It is, of course, not. I don’t know Heroin, personally, but I understand it to be a drug to which any drug user, however much some over-dosed Warren Ellis caricature, can still fall victim. One can blow their way through all the stimulants invented, but the opioid will win its fight.
So to war and technological change. Wars bring technological change by rapidly increasing production (new guns, jets, space travel, all come from war funding, war planning and war innovation), lowering marginal costs, increasing the user-base (increasing innovation at the point of use, as well as production). Now consider the war in Afghanistan:
The vast increase in opium poppy farming in Afghanistan is indicative of an inability to grasp a basic law of economics
The British government for sure knows how to do one thing. It knows how to help farmers in need. Since it arrived in Afghanistan in 2001 and was put in charge of the staple poppy crop, ministers have spent hundreds of millions of pounds on promoting it. On Monday the United Nations announced the result. Poppy production in Afghanistan has soared since the invasion, this year alone by 34%. The harvest in the British-occupied protectorate of Helmand rose by 50% in 12 months. This is a dazzling triumph for agricultural intervention.

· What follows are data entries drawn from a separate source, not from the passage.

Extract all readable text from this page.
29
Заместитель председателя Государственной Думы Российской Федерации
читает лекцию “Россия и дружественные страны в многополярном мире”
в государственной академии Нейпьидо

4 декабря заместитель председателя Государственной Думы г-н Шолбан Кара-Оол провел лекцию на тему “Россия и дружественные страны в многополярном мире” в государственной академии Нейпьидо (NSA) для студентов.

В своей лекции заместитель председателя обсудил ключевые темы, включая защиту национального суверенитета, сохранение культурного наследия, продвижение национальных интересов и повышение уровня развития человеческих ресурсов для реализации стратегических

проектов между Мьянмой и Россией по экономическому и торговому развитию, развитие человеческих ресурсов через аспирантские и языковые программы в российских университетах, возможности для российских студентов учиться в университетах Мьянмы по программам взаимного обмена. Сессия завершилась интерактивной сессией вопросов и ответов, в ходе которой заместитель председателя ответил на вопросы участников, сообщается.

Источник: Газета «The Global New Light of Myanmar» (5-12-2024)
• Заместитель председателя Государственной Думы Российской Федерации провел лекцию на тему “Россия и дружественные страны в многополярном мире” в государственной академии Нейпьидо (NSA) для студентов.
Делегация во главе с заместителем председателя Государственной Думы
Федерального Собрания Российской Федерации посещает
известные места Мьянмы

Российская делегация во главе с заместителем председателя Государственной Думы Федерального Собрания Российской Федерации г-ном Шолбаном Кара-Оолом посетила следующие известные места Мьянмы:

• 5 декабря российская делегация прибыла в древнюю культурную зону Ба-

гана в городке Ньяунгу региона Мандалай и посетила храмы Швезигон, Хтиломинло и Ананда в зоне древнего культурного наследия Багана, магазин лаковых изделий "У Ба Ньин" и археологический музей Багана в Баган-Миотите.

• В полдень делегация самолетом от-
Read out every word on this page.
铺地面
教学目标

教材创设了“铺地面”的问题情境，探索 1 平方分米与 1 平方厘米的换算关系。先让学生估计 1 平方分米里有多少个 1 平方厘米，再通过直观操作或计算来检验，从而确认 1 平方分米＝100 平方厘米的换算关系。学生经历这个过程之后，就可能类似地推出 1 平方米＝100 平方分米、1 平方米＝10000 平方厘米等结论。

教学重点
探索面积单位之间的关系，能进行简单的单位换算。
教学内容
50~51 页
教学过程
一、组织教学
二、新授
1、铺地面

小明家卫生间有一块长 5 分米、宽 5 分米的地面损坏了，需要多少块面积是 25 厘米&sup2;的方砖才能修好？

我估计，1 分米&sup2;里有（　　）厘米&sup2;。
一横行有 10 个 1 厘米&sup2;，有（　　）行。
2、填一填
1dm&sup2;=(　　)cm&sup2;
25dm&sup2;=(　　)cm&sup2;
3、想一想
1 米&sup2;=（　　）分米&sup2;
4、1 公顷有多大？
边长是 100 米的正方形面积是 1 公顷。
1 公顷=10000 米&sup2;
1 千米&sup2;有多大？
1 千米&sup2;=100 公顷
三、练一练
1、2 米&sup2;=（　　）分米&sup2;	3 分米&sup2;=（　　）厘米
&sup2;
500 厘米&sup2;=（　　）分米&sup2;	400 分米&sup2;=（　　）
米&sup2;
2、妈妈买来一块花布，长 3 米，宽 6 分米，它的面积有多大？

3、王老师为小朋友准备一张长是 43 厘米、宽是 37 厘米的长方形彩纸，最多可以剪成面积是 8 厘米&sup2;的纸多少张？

The Guardian also ran a good follow-up story to this one, if you’re interested.
Add to this infrastructural investments that will, as surely as if by design, stabilise and massively increase exports of opium. From the perspective of the Heroin market, we have the elements that we need. Just like crack and freebase cocaine grew out of participation in the market, new supply, even cultural awareness we can expect similar from Heroin.
This new product is an example of a market adapting its product to new consumers, getting them over that threshold. Producers, suppliers, dealers, etc. have every incentive to do so: it insures against a glut by diversifying the product itself, keeps the market thick and prices/profits up. I’m sure “Cheese” won’t be the first: not with this much supply coming on-line.
Like I said. Drugs make for very interesting commodities. Their markets are naturally very interesting, but I think they’re made more so by military policing – as identified in the Guardian article, military minds tend to move directly to the idea of policing, as though that alone is the incentive required. What they in fact do is cock up a market that economists could more easily regulate otherwise (i.e. the Senlis Council’s proposal).
Slight caveat: I’ve treated stimulants as recreational drugs, here, and I accept that they are not necessarily so. However, as an economist, I am assuming a rational recreational drug user (no, seriously) can understand these drugs and use them rationally. We make, for example, the same assumptions about Alcohol and Cannabis. It’s an important distinction for the use of a two-stage demand function for harder drugs.